November 15, 2012 by  
Filed under Prostate Cancer News

One of the latest advances in cancer research is the development of vaccines. The vaccine is said to work on the immune system and help prevent further tumor growth.In other words, immunotherapy is the latest advancement in prostate cancer.

However, despite the effectiveness of this approach to cancer treatment (including prostate cancer), the Food and Drug Administration (FDA) of the US is yet to approve Immunotherapy fully as part of the conventional treatments for cancer diseases. Here is why:

While biologically based therapeutic cancer vaccines and other cancer immunotherapies have great promise in treating certain cancers, getting to “yes” for FDA approval is likely to remain challenging.

And, as knowledge and clinical trial experience about the nature of effective antitumor immune response to immunotherapeutics has emerged, it has become clear that valid endpoints and trial designs for conventional chemotherapeutic drugs need rethinking with respect to immunotherapy.

Despite enthusiastic market potential forecasts, with some predicting that the commercial market for cancer vaccines could increase to over $7 billion by 2015, only one therapeutic cancer vaccine has been approved to date in the U.S. In 2010, Dendreon’s Provenge, an autologous prostate cancer vaccine, became the first such therapeutic approved by the FDA.

The FDA had declined to approve it in 2007, against the recommendations of its own advisory committee, and required that the company undertake another clinical trial. In the first trial, of 127 patients, 115 patients had progressive disease at the time of data analysis, and all patients were followed for survival for 36 months.

The median for time to disease progression (TTP) for sipuleucel-T was 11.7 weeks compared with 10.0 weeks for treatment remained a strong independent predictor of overall survival; the median ratio of T-cell stimulation at 8 weeks to pretreatment was eightfold higher in Provenge-treated patients (16.9 v 1.99; P < .001). Provenge therapy was well tolerated.

While the improvement in the primary end point TTP did not achieve statistical significance, this study suggests that Provenge might have provided a survival advantage to asymptomatic hormone-refractory prostate cancer (HRPC) patients.

A second trial resulted in approval of the dendritic cell-based vaccine for the treatment of metastatic, asymptomatic HRPC. Results of the pivotal IMPACT clinical trial had shown that Provenge extended median survival by 4.1 months to 25.8 months from 21.7 months, sufficient for FDA approval in 2010.

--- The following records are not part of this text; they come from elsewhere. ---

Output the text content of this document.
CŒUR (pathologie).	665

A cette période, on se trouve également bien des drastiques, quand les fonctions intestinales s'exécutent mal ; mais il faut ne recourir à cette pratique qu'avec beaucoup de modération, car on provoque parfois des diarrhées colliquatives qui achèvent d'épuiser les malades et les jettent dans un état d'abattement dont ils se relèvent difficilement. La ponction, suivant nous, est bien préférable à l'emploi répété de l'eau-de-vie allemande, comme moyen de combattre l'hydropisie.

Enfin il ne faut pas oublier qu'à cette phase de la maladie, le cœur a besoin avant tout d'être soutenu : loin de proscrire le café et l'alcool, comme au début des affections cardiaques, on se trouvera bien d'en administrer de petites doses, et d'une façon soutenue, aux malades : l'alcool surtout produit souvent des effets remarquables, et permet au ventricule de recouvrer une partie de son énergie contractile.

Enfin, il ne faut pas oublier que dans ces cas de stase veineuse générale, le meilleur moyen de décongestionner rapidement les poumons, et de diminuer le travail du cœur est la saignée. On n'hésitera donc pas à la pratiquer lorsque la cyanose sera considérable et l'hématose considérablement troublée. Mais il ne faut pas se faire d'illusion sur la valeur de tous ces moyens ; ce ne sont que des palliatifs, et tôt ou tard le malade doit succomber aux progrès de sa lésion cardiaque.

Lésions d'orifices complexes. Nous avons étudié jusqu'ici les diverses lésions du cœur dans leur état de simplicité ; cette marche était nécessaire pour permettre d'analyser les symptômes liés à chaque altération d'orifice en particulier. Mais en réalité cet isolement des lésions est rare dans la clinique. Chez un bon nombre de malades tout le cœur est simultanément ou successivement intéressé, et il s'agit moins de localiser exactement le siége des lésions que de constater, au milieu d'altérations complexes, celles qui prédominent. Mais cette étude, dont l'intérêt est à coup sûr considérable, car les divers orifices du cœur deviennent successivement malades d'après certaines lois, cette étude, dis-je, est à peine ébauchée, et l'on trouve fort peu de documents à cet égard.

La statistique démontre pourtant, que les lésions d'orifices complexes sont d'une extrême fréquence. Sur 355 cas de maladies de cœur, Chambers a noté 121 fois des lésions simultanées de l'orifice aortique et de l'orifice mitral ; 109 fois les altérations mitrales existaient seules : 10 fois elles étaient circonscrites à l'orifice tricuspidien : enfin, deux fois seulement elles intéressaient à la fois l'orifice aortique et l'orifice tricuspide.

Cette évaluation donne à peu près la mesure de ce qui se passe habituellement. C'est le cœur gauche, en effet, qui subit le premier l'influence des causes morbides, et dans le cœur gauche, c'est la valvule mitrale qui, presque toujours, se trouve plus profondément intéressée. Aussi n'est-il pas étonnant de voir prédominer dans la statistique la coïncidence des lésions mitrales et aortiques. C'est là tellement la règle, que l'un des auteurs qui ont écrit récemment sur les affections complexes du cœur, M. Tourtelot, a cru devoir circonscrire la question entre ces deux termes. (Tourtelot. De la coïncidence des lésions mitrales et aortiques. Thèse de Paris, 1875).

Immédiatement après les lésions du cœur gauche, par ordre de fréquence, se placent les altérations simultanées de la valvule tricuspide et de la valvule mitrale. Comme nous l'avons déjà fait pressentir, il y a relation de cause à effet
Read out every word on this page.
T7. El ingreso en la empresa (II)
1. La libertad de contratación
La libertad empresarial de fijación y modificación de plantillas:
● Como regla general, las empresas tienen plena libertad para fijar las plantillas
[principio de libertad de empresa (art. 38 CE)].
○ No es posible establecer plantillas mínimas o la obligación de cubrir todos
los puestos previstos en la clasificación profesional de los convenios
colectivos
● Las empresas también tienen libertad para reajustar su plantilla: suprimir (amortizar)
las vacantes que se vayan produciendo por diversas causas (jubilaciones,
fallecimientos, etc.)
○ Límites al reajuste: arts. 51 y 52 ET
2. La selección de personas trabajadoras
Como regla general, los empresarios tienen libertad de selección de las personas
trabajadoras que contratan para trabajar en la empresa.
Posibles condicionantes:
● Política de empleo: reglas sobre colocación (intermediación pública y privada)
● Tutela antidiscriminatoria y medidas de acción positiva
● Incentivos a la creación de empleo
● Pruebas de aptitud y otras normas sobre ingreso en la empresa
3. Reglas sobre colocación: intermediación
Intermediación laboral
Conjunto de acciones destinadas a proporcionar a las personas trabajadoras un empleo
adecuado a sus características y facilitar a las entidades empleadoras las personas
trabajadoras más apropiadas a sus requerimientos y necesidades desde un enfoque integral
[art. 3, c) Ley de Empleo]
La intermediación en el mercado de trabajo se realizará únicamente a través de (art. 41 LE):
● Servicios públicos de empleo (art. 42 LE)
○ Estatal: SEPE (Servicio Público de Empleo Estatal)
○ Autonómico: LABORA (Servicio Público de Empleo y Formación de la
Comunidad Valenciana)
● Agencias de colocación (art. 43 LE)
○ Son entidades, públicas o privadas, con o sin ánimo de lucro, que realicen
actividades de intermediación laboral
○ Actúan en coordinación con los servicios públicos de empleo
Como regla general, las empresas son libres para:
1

Provenge’s approval pathway has been characterized by some as having “all the features of a heavyweight healthcare fight—desperate patients demanding access to a promising therapy with a very expensive drug that extends life only a few months and efficacy data open to interpretation.”

FDA Involvement

Michael D. Becker, founder and senior partner of MD Becker Partners, says the FDA does a “good job” with cancer immunotherapeutics. “The approval of Provenge was a watershed event,” he said, and required a lot of time and discussion on the agency’s part.

“I think the FDA in general has been very consistent in their mandate requiring two Phase III randomized clinical trials.” To Becker’s point, lymphoma autologous vaccine developer Biovest International announced that it had conducted a formal clinical guidance meeting with the FDA to determine the most expeditious U.S. registration pathway for BiovaxID last June.

At that meeting, the FDA required that Biovest conduct a second Phase III trial to confirm the clinical data generated in a successful Phase III trial (BV301). Results from that eight-year pivotal, randomized, multi-center, double-blind, controlled trial showed that its BiovaxID autologous cancer vaccine prolonged disease-free survival in follicular non-Hodgkin’s lymphoma, and with little or no toxicity. Click here to read more.

So, getting cancer immunotherapeutics approved is not only issues with the FDA, the above extract has shown that other factors could be standing in the way.

It becomes necessary to review these issues and weigh their impact on the overall health of patients who could have been saved after having been treated in some way with vaccines.

Stakeholders in the field of cancer treatments need to use larger population in clinical trials so that non approval of breakthrough medications would be less frequent.